Health Providers in Bangladesh

Corruption, provider practice, motivation and health system performance in Bangladesh


Health systems in many countries create incentives for health workers to engage in corrupt practices that lead to inappropriate and ineffective care, leading to high costs and poor outcomes for those in need of care.

The corruption issue:

We know that the health care that people receive in many countries is far from ideal. There are many reasons for this but one is that even the most committed health workers often face insuperable barriers to providing the care that their patients need while, at the same time, the incentives created by the health system encourage them to adopt responses that benefit themselves but harm the patient. Many of these involve the use of public resources for private gain. Some of the most obvious examples include diverting patients to private facilities owned by the health worker, charging informal fees, and theft of medicines and equipment. Others are less obvious, such as recommending unnecessary treatment for which the health worker is remunerated. In others, the health worker is gaining by depriving the system of their time, for example by being absent from work even though they are being paid to be there. Consequently, these practices fall within our definition of corruption in the health sector.

Theory of Change:

IF: we can identify and implement policies and practices that remove the incentives for ineffective and inappropriate health care (specifically absences from work, diverting patients to private facilities, informal charging, under- and over-treatment), which can be financial (e.g. higher and better targeted pay, performance-related bonuses, other benefits) and non-financial (e.g. improved training and working conditions)

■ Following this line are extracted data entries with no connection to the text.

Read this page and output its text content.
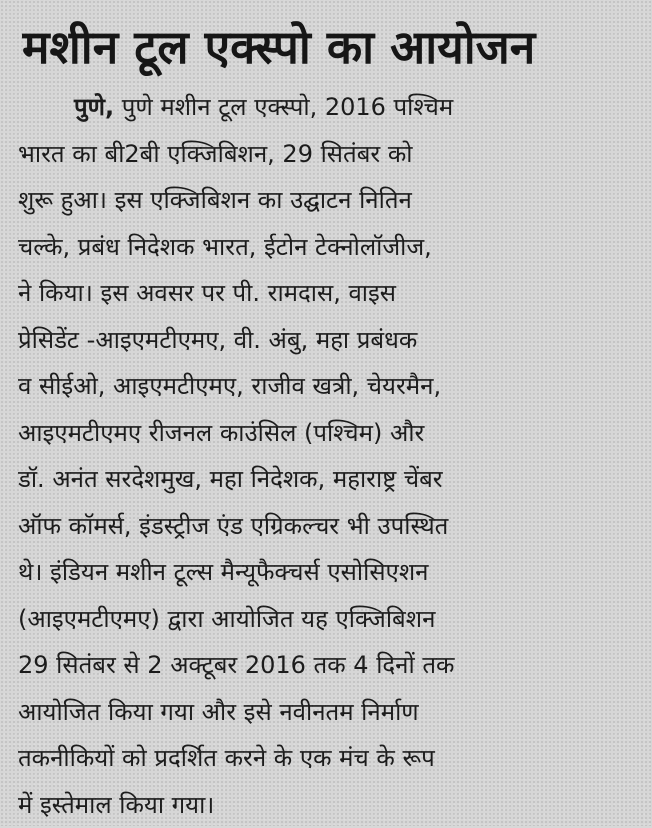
मशीन टूल एक्स्पो का आयोजन
पुणे, पुणे मशीन टूल एक्स्पो, 2016 पश्चिम
भारत का बी2बी एक्जिबिशन, 29 सितंबर को
शुरू हुआ। इस एक्जिबिशन का उद्घाटन नितिन
चल्के, प्रबंध निदेशक भारत, ईटोन टेक्नोलॉजीज,
ने किया। इस अवसर पर पी. रामदास, वाइस
प्रेसिडेंट -आइएमटीएमए, वी. अंबु, महा प्रबंधक
व सीईओ, आइएमटीएमए, राजीव खत्री, चेयरमैन,
आइएमटीएमए रीजनल काउंसिल (पश्चिम) और
डॉ. अनंत सरदेशमुख, महा निदेशक, महाराष्ट्र चेंबर
ऑफ कॉमर्स, इंडस्ट्रीज एंड एग्रिकल्चर भी उपस्थित
थे। इंडियन मशीन टूल्स मैन्यूफैक्चर्स एसोसिएशन
(आइएमटीएमए) द्वारा आयोजित यह एक्जिबिशन
29 सितंबर से 2 अक्टूबर 2016 तक 4 दिनों तक
आयोजित किया गया और इसे नवीनतम निर्माण
तकनीकियों को प्रदर्शित करने के एक मंच के रूप
में इस्तेमाल किया गया।
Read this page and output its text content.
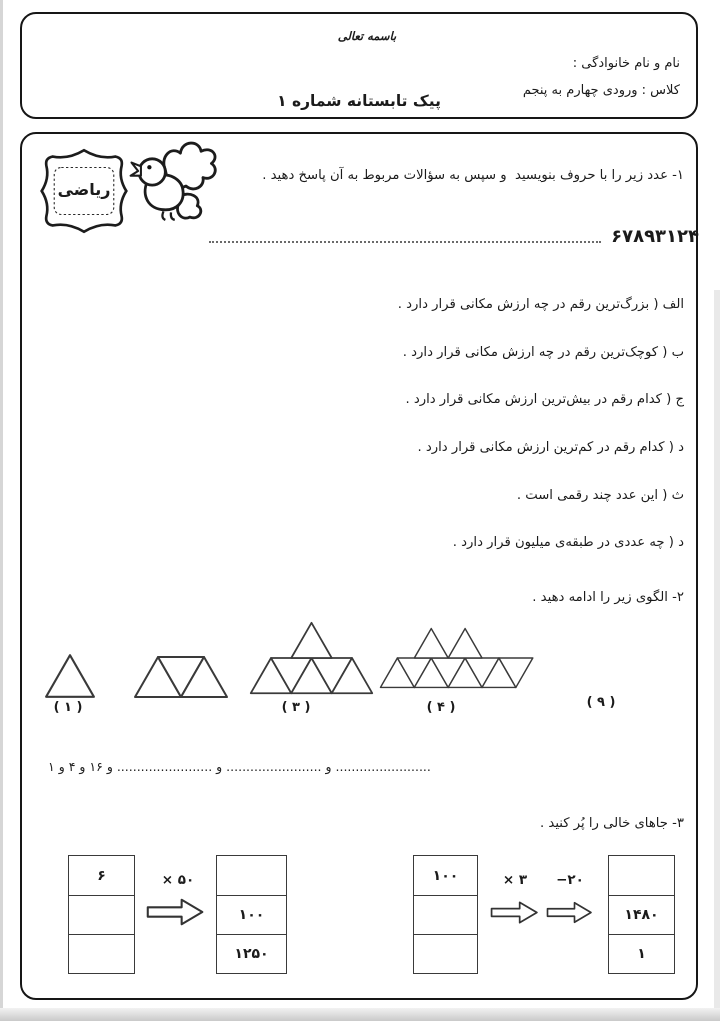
باسمه تعالی
نام و نام خانوادگی :
کلاس : ورودی چهارم به پنجم
پیک تابستانه شماره ۱
ریاضی
۱- عدد زیر را با حروف بنویسید  و سپس به سؤالات مربوط به آن پاسخ دهید .
۶۷۸۹۳۱۲۴
الف ( بزرگ‌ترین رقم در چه ارزش مکانی قرار دارد .
ب ( کوچک‌ترین رقم در چه ارزش مکانی قرار دارد .
ج ( کدام رقم در بیش‌ترین ارزش مکانی قرار دارد .
د ( کدام رقم در کم‌ترین ارزش مکانی قرار دارد .
ث ( این عدد چند رقمی است .
د ( چه عددی در طبقه‌ی میلیون قرار دارد .
۲- الگوی زیر را ادامه دهید .
( ۱ )	( ۳ )	( ۴ )	( ۹ )
........................ و ........................ و ........................ و ۱۶ و ۴ و ۱
۳- جاهای خالی را پُر کنید .
۶	× ۵۰
۱۰۰
۱۲۵۰
۱۰۰	× ۳	−۲۰
۱۴۸۰
۱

THEN: patients will receive better and more appropriate care

BECAUSE: the research will uncover policy combinations that work effectively in the specific political context by disincentivising poor practice.

Research Methods:

Scoping literature review, policy analysis, qualitative study, survey of up to 400 providers including discrete choice experiment (DCE) and open-ended vignettes methods to understand the choices made by health providers, given a series of hypothetical anti-corruption strategies.

Main Partners:  The London School of Hygiene and Tropical Medicine (LSHTM) and James P Grant School of Public Health (JPGSPH) of BRAC University.